The Earth is slowly warming up as humanity emits greenhouse gases which cause the atmosphere to trap an increasing amount of the sun’s energy.

But astronomers at the University of Utah believe that one strategy to reverse this trend is to intercept a fraction of sunlight before it reaches our planet.

For decades, scientists have considered using screens, objects or dust particles to block just enough of the sun’s radiation – between 1 and 2 per cent – to mitigate the effects of global warming.

The authors of the new study argue that launching lunar dust from the moon could be a cheap and effective way to shade the Earth.

They applied a technique used to study planet formation around distant stars, which is typically a messy process that kicks up lots of astronomical dust that can form rings around the host star.

These rings intercept light from the central star and re-radiate it in a way that we can detect on Earth. One way to discover stars that are forming new planets is to look for these dusty rings.

“That was the seed of the idea; if we took a small amount of material and put it on a special orbit between the Earth and the sun and broke it up, we could block out a lot of sunlight with a little amount of mass,” said Professor Ben Bromley, lead author of the study.

A sunshield’s overall effectiveness depends on its ability to sustain an orbit that casts a shadow on Earth.

Two scenarios were considered, in the first scenario, the authors positioned a space platform at the L1 Lagrange point, the closest point between Earth and the sun where the gravitational forces are balanced.

Objects at Lagrange points tend to stay along a path between the two celestial bodies, which is why the James Webb Space Telescope (JWST) is located at L2, a Lagrange point on the opposite side of the Earth.

In computer simulations, the researchers shot test particles along the L1 orbit, including the position of Earth, the sun, the moon and other solar system planets, and tracked where the particles scattered. The authors found that when launched precisely, the dust would follow a path between Earth and the sun, effectively creating shade, at least for a while.

Unlike the 6,500kg JWST, the dust was easily blown off course by the solar winds, radiation, and gravity within the solar system. Any L1 platform would need to create an endless supply of new dust batches to blast into orbit every few days after the initial spray dissipates.

“It was rather difficult to get the shield to stay at L1 long enough to cast a meaningful shadow. This shouldn’t come as a surprise, though, since L1 is an unstable equilibrium point. Even the slightest deviation in the sunshield’s orbit can cause it to rapidly drift out of place, so our simulations had to be extremely precise,” said the study’s co-author Sameer Khan.

In the second scenario, the authors shot lunar dust from the surface of the moon towards the sun. They found that the inherent properties of lunar dust were just right to effectively work as a sun shield.
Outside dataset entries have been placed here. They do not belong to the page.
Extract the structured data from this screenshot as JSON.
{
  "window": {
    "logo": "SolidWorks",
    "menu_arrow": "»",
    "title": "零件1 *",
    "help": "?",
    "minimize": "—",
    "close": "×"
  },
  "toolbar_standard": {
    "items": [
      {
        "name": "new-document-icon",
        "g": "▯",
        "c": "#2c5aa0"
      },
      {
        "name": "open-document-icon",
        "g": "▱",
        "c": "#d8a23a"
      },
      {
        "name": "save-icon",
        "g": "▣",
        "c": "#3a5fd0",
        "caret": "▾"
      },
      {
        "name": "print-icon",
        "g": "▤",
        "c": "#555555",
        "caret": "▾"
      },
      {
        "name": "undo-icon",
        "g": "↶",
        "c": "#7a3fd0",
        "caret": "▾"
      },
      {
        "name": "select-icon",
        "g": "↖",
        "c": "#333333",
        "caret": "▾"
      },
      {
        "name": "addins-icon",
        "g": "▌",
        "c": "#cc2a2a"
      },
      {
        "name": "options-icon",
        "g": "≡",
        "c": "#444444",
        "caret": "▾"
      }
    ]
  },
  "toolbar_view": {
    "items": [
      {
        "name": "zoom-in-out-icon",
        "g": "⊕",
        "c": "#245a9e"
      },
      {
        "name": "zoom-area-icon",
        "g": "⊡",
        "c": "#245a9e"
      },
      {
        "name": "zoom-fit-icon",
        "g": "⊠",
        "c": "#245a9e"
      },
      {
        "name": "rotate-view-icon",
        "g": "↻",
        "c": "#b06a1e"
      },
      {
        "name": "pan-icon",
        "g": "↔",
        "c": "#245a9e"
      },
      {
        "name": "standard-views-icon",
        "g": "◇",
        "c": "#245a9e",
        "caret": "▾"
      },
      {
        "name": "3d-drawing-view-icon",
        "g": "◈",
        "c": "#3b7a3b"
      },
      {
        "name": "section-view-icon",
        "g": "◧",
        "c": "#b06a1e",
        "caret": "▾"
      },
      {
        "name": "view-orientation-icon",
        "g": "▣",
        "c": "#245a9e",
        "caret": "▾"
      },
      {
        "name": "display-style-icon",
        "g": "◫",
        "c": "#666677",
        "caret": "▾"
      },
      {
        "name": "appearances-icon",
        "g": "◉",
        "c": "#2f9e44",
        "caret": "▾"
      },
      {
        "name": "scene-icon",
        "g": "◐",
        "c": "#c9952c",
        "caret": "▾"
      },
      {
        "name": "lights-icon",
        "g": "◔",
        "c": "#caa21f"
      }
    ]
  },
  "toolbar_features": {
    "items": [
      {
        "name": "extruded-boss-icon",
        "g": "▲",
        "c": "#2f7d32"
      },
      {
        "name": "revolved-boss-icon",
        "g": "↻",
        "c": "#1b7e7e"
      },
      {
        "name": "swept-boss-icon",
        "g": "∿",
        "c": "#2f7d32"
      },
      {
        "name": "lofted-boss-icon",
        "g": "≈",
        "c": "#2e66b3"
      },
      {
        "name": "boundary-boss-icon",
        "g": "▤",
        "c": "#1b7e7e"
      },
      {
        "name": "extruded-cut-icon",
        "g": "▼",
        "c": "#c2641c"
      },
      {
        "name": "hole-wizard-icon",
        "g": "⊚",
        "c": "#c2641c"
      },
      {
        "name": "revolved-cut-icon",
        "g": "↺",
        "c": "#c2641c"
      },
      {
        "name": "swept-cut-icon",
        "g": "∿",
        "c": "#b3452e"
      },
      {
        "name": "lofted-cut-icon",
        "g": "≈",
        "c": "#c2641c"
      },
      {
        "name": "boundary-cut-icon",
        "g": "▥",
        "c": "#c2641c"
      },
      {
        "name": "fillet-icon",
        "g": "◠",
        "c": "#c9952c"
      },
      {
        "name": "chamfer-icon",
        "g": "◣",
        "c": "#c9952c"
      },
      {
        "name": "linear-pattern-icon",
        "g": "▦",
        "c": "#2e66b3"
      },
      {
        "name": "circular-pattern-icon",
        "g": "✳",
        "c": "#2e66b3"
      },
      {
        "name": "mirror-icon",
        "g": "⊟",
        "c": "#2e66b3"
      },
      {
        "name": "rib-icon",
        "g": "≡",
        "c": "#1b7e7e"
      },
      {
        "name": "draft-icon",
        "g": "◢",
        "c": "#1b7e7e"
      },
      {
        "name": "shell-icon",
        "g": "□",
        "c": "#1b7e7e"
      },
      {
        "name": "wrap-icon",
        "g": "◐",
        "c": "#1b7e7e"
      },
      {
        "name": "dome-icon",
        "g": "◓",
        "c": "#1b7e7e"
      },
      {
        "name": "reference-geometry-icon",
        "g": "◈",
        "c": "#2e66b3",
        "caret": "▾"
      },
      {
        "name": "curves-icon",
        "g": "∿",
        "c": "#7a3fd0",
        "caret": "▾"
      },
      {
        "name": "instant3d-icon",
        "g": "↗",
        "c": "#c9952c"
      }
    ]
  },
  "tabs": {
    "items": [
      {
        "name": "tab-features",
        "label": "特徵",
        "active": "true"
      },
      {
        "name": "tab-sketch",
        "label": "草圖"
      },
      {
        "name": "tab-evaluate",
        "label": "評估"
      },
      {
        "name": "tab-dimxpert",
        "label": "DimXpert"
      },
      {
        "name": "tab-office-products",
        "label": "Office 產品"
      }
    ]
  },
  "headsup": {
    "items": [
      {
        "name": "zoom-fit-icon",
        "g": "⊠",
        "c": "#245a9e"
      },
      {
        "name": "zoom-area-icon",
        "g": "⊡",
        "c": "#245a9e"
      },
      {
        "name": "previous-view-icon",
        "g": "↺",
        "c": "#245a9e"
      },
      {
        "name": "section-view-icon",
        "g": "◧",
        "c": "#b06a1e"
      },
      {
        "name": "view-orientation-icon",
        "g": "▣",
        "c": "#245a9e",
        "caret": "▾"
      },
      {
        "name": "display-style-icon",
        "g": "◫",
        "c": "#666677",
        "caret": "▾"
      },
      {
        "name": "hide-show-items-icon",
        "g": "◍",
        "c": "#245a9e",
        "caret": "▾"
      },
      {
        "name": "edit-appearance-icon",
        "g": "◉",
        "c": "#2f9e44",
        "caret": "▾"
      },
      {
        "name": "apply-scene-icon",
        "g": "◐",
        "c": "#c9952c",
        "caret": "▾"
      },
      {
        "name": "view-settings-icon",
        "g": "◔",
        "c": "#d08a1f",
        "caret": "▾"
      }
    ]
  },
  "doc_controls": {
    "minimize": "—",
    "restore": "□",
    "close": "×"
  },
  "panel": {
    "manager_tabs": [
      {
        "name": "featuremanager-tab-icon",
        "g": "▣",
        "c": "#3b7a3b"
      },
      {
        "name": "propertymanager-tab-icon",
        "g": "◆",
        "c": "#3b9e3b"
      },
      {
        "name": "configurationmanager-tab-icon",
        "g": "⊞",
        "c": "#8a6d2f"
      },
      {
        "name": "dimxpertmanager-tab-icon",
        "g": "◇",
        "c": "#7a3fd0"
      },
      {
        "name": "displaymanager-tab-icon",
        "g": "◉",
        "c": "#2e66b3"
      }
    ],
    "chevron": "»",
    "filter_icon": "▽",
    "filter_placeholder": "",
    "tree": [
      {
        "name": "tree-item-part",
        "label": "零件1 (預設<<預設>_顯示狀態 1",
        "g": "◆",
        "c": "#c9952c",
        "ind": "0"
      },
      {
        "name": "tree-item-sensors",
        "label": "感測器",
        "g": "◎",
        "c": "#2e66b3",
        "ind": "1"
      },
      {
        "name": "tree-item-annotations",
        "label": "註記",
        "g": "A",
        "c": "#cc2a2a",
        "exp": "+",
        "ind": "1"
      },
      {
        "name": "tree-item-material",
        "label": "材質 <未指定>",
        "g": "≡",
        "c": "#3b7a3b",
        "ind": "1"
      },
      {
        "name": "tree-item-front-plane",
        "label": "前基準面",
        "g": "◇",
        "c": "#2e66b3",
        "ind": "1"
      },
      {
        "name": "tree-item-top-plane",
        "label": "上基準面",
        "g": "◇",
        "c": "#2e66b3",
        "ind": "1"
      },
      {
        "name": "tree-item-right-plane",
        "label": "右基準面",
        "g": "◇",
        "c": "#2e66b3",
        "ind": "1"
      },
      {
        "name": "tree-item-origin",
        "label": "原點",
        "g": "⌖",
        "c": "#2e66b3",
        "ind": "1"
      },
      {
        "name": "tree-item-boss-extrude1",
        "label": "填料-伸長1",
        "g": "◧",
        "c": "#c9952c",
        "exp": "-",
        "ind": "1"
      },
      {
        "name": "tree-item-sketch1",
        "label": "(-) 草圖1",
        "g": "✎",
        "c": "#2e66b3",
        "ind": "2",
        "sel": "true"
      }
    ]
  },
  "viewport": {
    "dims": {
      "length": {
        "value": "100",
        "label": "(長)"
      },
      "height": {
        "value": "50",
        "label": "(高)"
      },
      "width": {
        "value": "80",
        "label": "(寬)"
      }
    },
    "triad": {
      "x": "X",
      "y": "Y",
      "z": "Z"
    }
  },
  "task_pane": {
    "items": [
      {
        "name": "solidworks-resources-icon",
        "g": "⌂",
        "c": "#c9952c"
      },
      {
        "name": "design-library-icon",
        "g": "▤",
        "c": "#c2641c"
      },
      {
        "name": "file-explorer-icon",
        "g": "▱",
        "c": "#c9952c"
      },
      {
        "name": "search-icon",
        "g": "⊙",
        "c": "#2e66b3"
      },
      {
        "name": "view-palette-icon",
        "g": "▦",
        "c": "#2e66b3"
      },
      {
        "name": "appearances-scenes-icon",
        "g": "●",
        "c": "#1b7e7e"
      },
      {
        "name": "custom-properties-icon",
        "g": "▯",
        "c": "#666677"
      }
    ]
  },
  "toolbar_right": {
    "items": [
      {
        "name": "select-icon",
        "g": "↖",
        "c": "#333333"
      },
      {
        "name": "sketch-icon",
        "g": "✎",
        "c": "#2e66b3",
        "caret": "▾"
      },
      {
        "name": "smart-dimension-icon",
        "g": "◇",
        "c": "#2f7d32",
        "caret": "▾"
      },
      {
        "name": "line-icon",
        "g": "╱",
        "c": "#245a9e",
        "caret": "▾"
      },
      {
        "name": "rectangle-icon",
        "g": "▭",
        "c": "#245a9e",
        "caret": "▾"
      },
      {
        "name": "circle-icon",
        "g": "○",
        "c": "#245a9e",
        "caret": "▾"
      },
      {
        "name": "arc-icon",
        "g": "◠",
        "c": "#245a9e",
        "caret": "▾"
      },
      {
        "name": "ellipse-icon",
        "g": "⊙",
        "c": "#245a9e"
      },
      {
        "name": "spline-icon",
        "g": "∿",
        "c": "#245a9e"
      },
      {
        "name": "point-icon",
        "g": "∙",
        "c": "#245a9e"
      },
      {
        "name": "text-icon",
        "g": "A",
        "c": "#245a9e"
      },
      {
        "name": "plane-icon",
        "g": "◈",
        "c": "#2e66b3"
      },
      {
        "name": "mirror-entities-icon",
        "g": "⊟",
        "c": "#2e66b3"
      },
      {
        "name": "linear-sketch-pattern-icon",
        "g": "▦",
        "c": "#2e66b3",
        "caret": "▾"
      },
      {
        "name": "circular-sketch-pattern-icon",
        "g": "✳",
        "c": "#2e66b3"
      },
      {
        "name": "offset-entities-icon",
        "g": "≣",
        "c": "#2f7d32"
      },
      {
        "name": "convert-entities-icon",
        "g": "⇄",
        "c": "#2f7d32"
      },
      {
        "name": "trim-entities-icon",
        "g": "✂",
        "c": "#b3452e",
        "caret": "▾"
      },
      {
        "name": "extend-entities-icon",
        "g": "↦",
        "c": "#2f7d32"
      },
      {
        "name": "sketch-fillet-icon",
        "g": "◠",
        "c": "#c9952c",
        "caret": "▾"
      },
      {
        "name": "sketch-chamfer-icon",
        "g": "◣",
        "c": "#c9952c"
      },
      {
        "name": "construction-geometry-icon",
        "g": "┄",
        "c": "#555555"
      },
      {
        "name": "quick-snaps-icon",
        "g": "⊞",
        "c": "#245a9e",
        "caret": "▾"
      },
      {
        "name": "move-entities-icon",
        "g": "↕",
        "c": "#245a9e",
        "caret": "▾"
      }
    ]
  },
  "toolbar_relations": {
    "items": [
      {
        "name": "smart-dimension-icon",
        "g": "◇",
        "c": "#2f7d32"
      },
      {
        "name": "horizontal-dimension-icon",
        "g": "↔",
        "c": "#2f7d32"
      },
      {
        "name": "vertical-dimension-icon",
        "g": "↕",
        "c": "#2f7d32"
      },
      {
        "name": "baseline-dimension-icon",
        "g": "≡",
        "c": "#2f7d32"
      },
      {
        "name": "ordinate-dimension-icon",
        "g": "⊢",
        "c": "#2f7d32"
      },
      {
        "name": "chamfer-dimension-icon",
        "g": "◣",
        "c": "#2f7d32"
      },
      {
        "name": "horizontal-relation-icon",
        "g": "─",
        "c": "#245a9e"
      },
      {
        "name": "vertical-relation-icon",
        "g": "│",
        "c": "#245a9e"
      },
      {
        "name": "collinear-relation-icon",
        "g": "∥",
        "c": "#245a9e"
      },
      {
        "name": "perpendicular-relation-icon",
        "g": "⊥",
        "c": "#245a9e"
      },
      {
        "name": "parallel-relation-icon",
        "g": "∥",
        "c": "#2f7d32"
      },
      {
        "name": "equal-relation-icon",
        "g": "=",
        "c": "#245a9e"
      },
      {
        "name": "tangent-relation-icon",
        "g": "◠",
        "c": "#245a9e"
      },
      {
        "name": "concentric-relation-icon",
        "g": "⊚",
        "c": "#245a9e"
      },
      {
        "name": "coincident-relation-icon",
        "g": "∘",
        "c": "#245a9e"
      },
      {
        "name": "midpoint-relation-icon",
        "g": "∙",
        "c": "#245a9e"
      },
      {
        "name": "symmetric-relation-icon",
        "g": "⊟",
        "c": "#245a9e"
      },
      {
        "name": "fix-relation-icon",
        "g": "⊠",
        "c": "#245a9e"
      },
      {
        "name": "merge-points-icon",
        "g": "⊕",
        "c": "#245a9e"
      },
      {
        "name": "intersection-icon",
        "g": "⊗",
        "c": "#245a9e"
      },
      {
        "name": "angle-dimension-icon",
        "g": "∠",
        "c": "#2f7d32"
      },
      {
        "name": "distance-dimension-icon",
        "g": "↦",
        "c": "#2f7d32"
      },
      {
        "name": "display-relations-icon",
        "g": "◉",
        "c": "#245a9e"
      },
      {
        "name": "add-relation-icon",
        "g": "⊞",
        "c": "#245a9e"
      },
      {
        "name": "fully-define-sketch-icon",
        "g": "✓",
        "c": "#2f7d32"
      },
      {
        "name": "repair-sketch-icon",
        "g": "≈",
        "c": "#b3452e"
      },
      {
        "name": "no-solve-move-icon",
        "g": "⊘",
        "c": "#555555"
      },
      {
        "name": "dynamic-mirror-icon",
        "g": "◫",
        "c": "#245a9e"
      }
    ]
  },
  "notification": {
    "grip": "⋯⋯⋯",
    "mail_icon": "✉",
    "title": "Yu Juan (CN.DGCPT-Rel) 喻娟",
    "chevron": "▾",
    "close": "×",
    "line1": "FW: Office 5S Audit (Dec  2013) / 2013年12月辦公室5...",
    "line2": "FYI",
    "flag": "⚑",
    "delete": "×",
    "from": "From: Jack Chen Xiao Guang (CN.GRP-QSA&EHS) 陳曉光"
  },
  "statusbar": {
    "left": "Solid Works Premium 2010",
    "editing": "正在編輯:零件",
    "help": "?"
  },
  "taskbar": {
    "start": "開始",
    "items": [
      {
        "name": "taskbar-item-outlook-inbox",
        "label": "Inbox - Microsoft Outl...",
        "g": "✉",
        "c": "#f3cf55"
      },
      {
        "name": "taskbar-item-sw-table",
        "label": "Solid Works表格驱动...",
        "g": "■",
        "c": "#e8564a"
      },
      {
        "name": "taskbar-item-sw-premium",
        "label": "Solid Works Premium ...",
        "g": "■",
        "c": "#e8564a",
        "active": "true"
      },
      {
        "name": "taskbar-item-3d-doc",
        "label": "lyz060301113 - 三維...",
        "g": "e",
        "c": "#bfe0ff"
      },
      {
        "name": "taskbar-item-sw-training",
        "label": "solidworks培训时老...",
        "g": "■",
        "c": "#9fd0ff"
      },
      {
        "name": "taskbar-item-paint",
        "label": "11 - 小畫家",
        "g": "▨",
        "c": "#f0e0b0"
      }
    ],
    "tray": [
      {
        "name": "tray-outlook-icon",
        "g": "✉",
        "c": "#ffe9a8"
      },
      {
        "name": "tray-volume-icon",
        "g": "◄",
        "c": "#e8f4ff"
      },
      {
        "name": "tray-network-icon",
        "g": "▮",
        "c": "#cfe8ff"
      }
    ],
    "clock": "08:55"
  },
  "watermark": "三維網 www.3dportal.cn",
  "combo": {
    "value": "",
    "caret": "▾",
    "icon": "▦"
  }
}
The simulations tested how lunar dust scattered along various courses until they found excellent trajectories aimed toward L1 that served as an effective sunshield.

Much less energy is needed to launch dust from the moon than from Earth, which is important because the amount of dust in a solar shield is large, comparable to the output of a big mining operation on Earth. 

Furthermore, the discovery of the new sun-shielding trajectories means delivering the lunar dust to a separate platform at L1 may not be necessary.

“We aren’t experts in climate change, or the rocket science needed to move mass from one place to the other. We’re just exploring different kinds of dust on a variety of orbits to see how effective this approach might be. We do not want to miss a game-changer for such a critical problem,” said Bromley.